THE United States’ refusal to close the detention camp at Guantanamo Bay
reflected "a society that is heading towards George Orwell’s Animal
Farm", the Archbishop of York, Dr Sentamu, said on Sunday.
He was speaking out in support of a UN report released last week. It
described the camp in Cuba, where 500 inmates are being held, as a centre of
torture and "cruel, inhuman or degrading treatment". Kofi Annan, the UN
Secretary-General, said the camp must close "as soon as possible".
The Archbishop, writing in The Independent on Sunday, urged the UN Human
Rights Commission to take legal action against the US. He said it was against
international law to hold prisoners without trial. "If their guilt is beyond
doubt, why are the Americans afraid to bring them to trial?"
Archbishop Desmond Tutu described the camp as a stain on the character of
the US. "It is disgraceful," he told BBC Radio 4’s Today programme. "One cannot
find strong enough words to condemn what Britain and the United States and some
of their allies have accepted."
He said that under apartheid, as at Guantanamo, people were held for
"unconscionably long periods". The rule of law had been "subverted horrendously"
. The lack of public outcry, particularly in the US, was "saddening".

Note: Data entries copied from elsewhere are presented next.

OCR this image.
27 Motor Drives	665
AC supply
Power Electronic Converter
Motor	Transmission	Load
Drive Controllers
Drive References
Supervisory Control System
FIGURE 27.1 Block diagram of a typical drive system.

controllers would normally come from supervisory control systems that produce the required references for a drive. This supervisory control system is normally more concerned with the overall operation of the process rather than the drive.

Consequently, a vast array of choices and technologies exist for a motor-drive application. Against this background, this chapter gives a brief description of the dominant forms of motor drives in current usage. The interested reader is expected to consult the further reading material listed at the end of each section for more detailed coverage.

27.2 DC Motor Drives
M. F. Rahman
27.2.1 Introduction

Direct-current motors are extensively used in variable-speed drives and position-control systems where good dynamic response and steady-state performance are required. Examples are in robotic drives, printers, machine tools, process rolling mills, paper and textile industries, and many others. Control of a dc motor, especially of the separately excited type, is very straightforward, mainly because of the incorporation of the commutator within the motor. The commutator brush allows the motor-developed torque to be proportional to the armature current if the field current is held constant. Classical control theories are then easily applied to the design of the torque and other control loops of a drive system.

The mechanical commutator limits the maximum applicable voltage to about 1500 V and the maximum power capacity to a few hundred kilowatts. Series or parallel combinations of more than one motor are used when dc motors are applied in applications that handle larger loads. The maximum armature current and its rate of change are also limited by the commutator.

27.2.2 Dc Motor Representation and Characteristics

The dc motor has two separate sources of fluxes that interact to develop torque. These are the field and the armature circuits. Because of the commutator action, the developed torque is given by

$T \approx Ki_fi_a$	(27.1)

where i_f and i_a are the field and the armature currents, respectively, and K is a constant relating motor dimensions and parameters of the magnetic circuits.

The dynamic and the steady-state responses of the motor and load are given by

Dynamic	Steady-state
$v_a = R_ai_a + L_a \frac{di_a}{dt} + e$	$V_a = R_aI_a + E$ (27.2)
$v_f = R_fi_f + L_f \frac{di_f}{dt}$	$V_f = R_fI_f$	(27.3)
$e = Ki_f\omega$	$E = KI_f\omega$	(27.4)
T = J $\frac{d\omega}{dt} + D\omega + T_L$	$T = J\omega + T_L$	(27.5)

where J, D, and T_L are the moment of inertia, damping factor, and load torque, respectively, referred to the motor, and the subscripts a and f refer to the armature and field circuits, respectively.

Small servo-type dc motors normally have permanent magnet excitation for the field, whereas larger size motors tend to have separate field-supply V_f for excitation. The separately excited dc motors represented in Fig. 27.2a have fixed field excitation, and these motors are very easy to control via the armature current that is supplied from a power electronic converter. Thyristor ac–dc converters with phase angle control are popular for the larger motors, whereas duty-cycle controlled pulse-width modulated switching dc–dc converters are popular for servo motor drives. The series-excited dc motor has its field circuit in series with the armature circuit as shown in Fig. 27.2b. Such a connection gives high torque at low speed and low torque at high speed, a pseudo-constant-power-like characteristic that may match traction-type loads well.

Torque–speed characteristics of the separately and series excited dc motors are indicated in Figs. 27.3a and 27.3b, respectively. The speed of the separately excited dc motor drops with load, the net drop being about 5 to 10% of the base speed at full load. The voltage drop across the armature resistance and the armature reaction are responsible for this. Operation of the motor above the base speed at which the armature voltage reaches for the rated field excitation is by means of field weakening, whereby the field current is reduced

Dr Tutu also criticised Britain’s 28-day detention period for terror
suspects as excessive. As for Mr Blair’s attempt to hold terror suspects for up
to 90 days without charge: "Ninety days for a South African is an awful
déjà-vu, because we had in South Africa in the bad old days a 90-day detention
law."
The US National Council of Churches (NCC) called on the US Government to
close the detention centre. The NCC general secretary, the Revd Dr Bob Edgar,
reiterated a request to be allowed to send a delegation.